Il brano di Matteo proposto oggi dalla liturgia della XXXII domenica del tempo ordinario, secondo lo schema dell’anno A, narra la stupenda parabola nuziale delle vergini stolte e prudenti. Fra le contraddizioni volute dal Maestro secondo me stridenti e esagerate quella che mi dà ai nervi è proprio questa mancanza di accortezza. Penso che i siti archeologici e i musei presso i quali ci rechiamo, ci mostrano l’importanza delle lucerne per quei tempi. Era indispensabile muoversi con una fonte di luce. Non era mica come oggi. Se non fosse brillata la luna, non si sarebbe veduto proprio niente! E come fanno queste oche a dimenticarsi l’olio? Non lo so, comunque io – che per altro sono distratto per natura – butto via la testa…
E dicevo, fra i simboli più interessanti, c’è questo della porta che si chiude, che sbatte anzi che viene sbattuta con forza! Quando proclamo questo brano dal pulpito mi viene da accompagnare la lettura con una manata sonora sul marmo del leggio a sottolineare questo momento drammatico di rifiuto.
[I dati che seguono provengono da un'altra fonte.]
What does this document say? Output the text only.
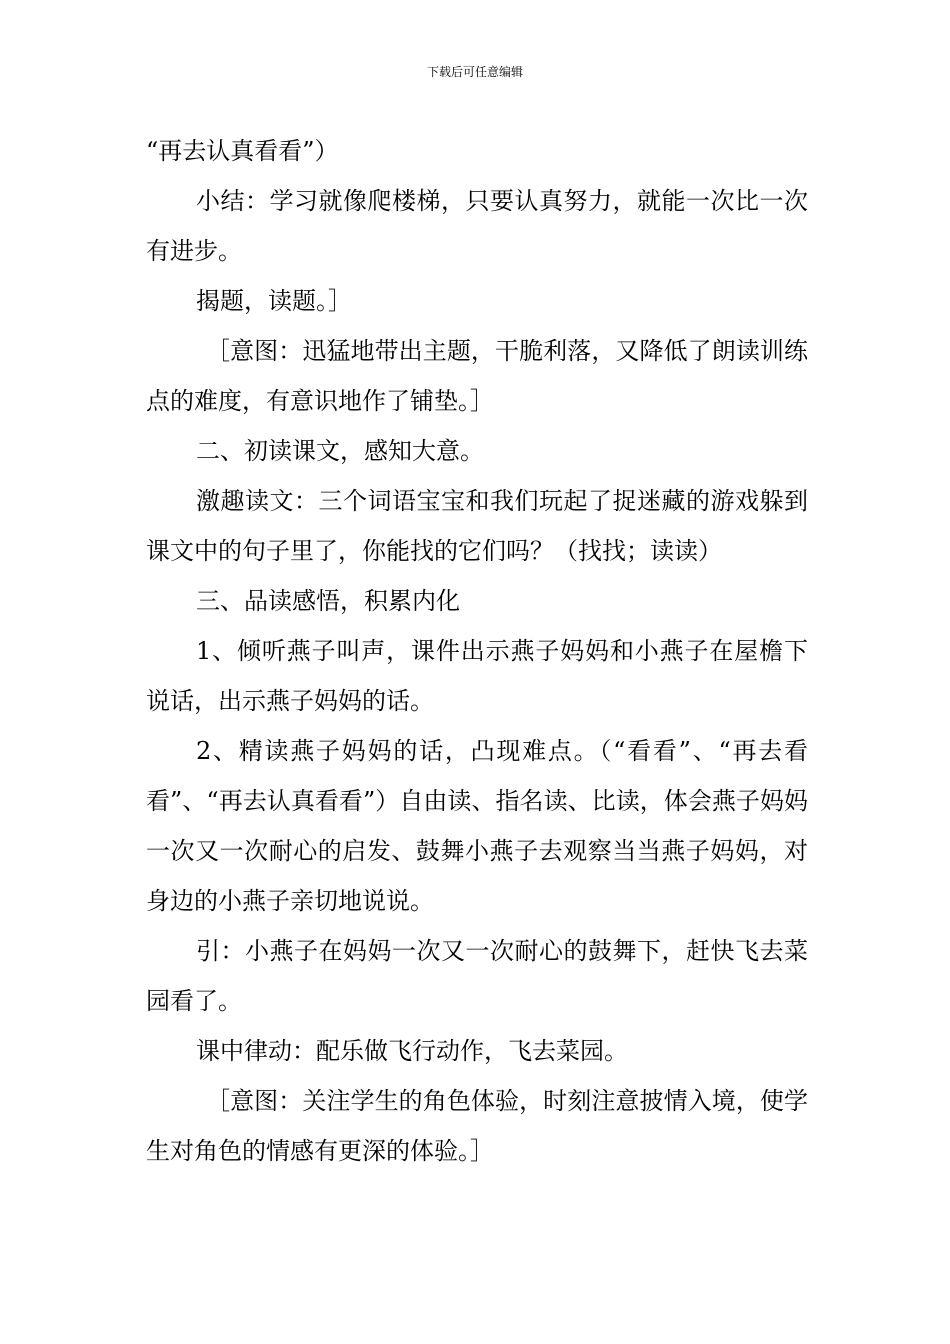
下载后可任意编辑

“再去认真看看”）

小结：学习就像爬楼梯，只要认真努力，就能一次比一次有进步。

揭题，读题。］

［意图：迅猛地带出主题，干脆利落，又降低了朗读训练点的难度，有意识地作了铺垫。］

二、初读课文，感知大意。

激趣读文：三个词语宝宝和我们玩起了捉迷藏的游戏躲到课文中的句子里了，你能找的它们吗？（找找；读读）

三、品读感悟，积累内化

1、倾听燕子叫声，课件出示燕子妈妈和小燕子在屋檐下说话，出示燕子妈妈的话。

2、精读燕子妈妈的话，凸现难点。（“看看”、“再去看看”、“再去认真看看”）自由读、指名读、比读，体会燕子妈妈一次又一次耐心的启发、鼓舞小燕子去观察当当燕子妈妈，对身边的小燕子亲切地说说。

引：小燕子在妈妈一次又一次耐心的鼓舞下，赶快飞去菜园看了。

课中律动：配乐做飞行动作，飞去菜园。

［意图：关注学生的角色体验，时刻注意披情入境，使学生对角色的情感有更深的体验。］
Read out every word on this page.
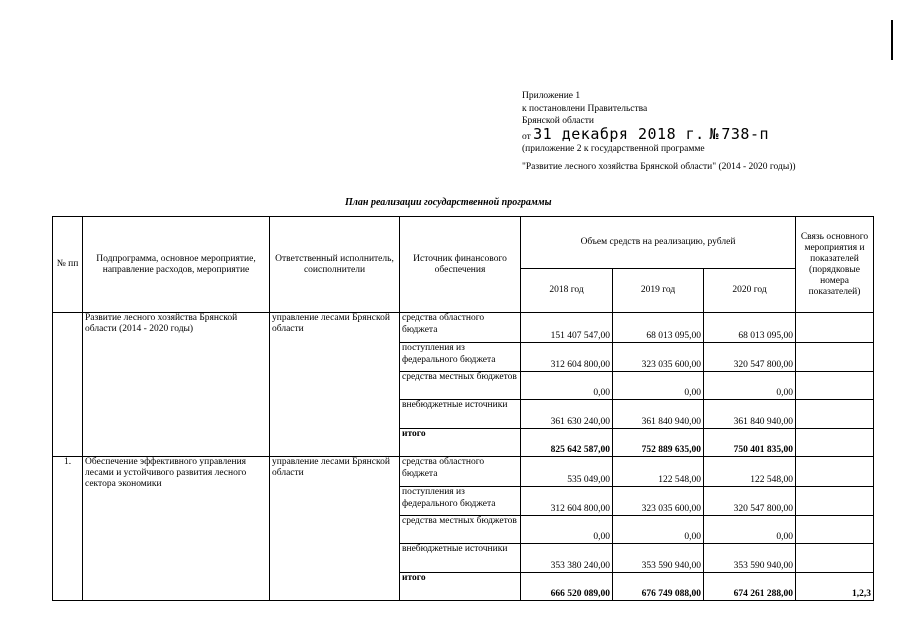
Приложение 1
к постановлени Правительства
Брянской области
от 31 декабря 2018 г. № 738-п
(приложение 2 к государственной программе
"Развитие лесного хозяйства Брянской области" (2014 - 2020 годы))
План реализации государственной программы
№ пп	Подпрограмма, основное мероприятие, направление расходов, мероприятие	Ответственный исполнитель, соисполнители	Источник финансового обеспечения	Объем средств на реализацию, рублей			Связь основного мероприятия и показателей (порядковые номера показателей)
				2018 год	2019 год	2020 год	
	Развитие лесного хозяйства Брянской области (2014 - 2020 годы)	управление лесами Брянской области	средства областного бюджета	151 407 547,00	68 013 095,00	68 013 095,00	
			поступления из федерального бюджета	312 604 800,00	323 035 600,00	320 547 800,00	
			средства местных бюджетов	0,00	0,00	0,00	
			внебюджетные источники	361 630 240,00	361 840 940,00	361 840 940,00	
			итого	825 642 587,00	752 889 635,00	750 401 835,00	
1.	Обеспечение эффективного управления лесами и устойчивого развития лесного сектора экономики	управление лесами Брянской области	средства областного бюджета	535 049,00	122 548,00	122 548,00	
			поступления из федерального бюджета	312 604 800,00	323 035 600,00	320 547 800,00	
			средства местных бюджетов	0,00	0,00	0,00	
			внебюджетные источники	353 380 240,00	353 590 940,00	353 590 940,00	
			итого	666 520 089,00	676 749 088,00	674 261 288,00	1,2,3
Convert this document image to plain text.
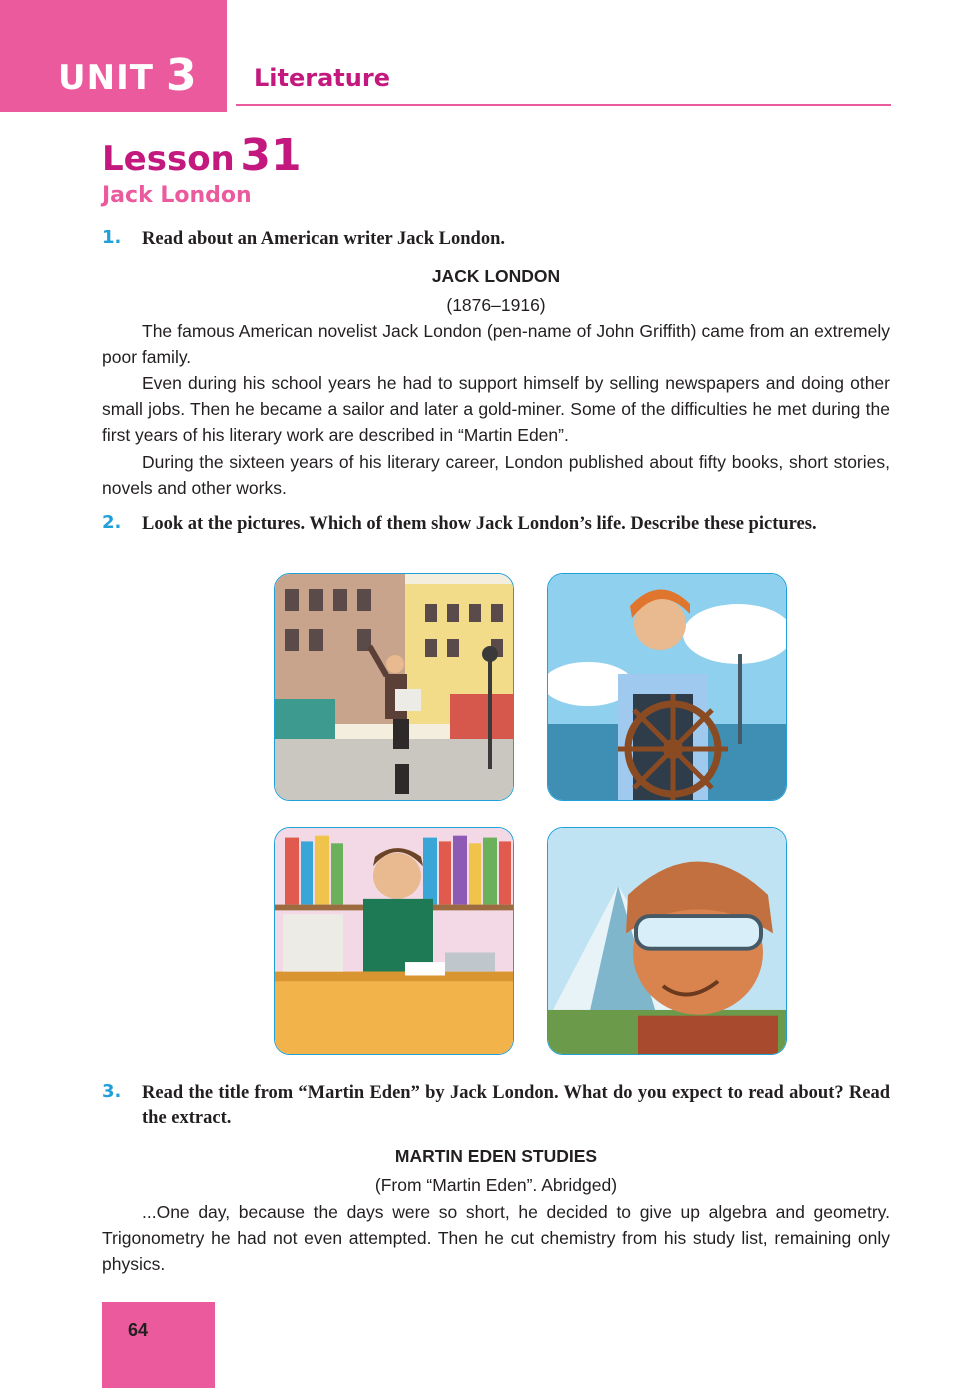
UNIT 3 Literature
Lesson 31
Jack London
1. Read about an American writer Jack London.
JACK LONDON
(1876–1916)

The famous American novelist Jack London (pen-name of John Griffith) came from an extremely poor family.

Even during his school years he had to support himself by selling newspapers and doing other small jobs. Then he became a sailor and later a gold-miner. Some of the difficulties he met during the first years of his literary work are described in “Martin Eden”.

During the sixteen years of his literary career, London published about fifty books, short stories, novels and other works.

2. Look at the pictures. Which of them show Jack London’s life. Describe these pictures.
3. Read the title from “Martin Eden” by Jack London. What do you expect to read about? Read the extract.
MARTIN EDEN STUDIES
(From “Martin Eden”. Abridged)

...One day, because the days were so short, he decided to give up algebra and geometry. Trigonometry he had not even attempted. Then he cut chemistry from his study list, remaining only physics.

64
È una sorta di parabola nella parabola, piccola e a sé stante che ha nella gelida conclusione: “Non vi conosco” del versetto 12 di questo meraviglioso capitolo 24, proprio il suo commento interpretativo.
Ecco di nuovo una contraddizione: se all’inizio della storia le madamigelle erano invitate, evidentemente erano conosciute (anche se come per i funerali certe presenze spesso erano prezzolate), magari erano parenti, sicuramente amiche. Eppure, il non essere trovate pronte diventa inesorabilmente il criterio di salvezza. Dietro quella porta ormai sprangata, possiamo immaginare lo svolgimento del banchetto di nozze: gioia, danza, festa, cibi succulenti, intimità, amicizia…comunione, segno della salvezza messianica offerta ai fedeli, ai poveri, ai giusti.
Dietro quella porta bloccata, sorda alle tardive suppliche, il volto di Cristo da sposo si è trasformato in quello di un giudice. Ci piaccia o meno. La parabola l’ha pronunciata lui stesso.